The quote: “Gothic novels try to condemn the perverted/monstrous, but seem inextricably obsessed with the monstrous - & in the few moments that they are allowed to part – they show the constructedness of monstrosity, undermining the separation all together…”

This seems to fit David Lynch's films pretty perfectly. I just wrote an essay about Lynch for an anthology where I argue that all his films are warnings about the dangers of art.

4 Comments:

Blogger Jeremy Stewart said...

Love to read your essay sometime. I had a dream in 1999 that David Lynch and I were on a rollercoaster together and that he was a frightening oracle telling me that the real meaning of the second commandment is that thou shalt not perceive life where there is none. So that eerie feeling that photographs are looking at you that one perhaps sometimes feels is strictly verboten. Maybe.

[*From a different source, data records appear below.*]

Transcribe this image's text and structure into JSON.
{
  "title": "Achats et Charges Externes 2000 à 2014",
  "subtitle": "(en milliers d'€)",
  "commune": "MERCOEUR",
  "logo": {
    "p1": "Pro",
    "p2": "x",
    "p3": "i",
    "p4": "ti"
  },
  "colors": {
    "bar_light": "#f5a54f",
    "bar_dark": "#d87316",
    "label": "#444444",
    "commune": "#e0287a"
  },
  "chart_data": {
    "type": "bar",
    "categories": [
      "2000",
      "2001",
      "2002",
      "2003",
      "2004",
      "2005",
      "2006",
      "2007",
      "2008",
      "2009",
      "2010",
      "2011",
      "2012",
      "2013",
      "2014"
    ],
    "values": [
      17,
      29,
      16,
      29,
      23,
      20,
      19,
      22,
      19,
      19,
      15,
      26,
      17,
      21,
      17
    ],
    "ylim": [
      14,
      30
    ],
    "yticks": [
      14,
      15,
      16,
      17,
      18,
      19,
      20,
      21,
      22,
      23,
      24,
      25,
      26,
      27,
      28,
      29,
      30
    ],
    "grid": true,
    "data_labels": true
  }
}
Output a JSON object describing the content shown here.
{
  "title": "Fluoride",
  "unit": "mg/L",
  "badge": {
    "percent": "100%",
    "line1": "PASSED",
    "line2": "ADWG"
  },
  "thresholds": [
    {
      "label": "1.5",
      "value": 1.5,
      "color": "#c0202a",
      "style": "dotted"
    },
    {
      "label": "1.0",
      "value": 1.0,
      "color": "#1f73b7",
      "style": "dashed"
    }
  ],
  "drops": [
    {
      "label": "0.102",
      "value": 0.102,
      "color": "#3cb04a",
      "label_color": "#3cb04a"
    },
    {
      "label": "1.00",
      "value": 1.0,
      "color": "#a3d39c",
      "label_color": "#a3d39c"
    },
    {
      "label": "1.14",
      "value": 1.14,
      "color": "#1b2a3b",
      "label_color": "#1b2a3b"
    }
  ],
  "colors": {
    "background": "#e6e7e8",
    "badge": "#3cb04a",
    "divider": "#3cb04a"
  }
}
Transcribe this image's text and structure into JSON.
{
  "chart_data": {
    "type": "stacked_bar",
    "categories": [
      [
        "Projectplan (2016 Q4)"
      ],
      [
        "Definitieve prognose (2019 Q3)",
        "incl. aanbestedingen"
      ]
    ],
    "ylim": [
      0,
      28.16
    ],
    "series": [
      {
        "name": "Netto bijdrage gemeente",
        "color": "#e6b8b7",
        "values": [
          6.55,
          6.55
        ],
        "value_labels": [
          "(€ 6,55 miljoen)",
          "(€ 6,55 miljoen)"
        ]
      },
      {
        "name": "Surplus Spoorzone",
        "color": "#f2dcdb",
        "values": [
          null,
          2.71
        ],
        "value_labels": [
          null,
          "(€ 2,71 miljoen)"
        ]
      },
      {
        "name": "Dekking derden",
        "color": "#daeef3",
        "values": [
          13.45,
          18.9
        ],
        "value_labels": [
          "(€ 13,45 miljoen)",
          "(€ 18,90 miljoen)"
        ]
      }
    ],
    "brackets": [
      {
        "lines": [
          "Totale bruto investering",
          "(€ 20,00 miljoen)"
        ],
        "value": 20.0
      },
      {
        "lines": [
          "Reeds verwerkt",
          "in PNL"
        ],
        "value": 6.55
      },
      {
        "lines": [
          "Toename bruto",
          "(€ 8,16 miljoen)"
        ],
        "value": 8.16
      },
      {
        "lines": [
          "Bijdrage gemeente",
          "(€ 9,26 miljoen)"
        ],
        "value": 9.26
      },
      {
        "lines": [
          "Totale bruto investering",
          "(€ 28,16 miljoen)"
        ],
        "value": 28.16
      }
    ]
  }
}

But I am just observing that my dream agrees with your thesis. So if possible, I'd like to see the arguments.

11:55 PM  
Blogger Johannes said...

Yes, I think your dream would fit nicely with my essay.

My essay is also partly based on an Aaron Kunin essay about the decoration and cruelty (forthcoming in Modernism/Modernity)) in which he discusses "The Yellow Wallpaper" which suddenly struck me as incredibly Lynchian (except in Lynch it's more velvet curtains and zigzag floor patterns) and behind it you find the dopenganger.

6:34 AM  
Anonymous Anonymous said...

Oh, yes! When will the essay/anthology become available, Johannes?

I've also had several dreams about David Lynch, one of the few "public personas" that have ever appeared in my dreams. In one of them, an editor for whom I used to work was embodied as an evil BOB-ish killer, who had put Laura Palmer's blue head, as if it were a wig mannequin head, in a transparent glass box -- some kind of macabre exhibit.

Obviously, in a Jungian interpretation of this, "the editor" is an aspect of myself, as is the head of Laura Palmer. ("Bring me the head of Laura Palmer!")

"Boxing Angela"...

This also definitely fits in with your premise!

8:08 PM  
Blogger Johannes said...

I'm not sure when the book is coming out, I just handed the essay in. Probably it will be a while, but I will announce it on this website.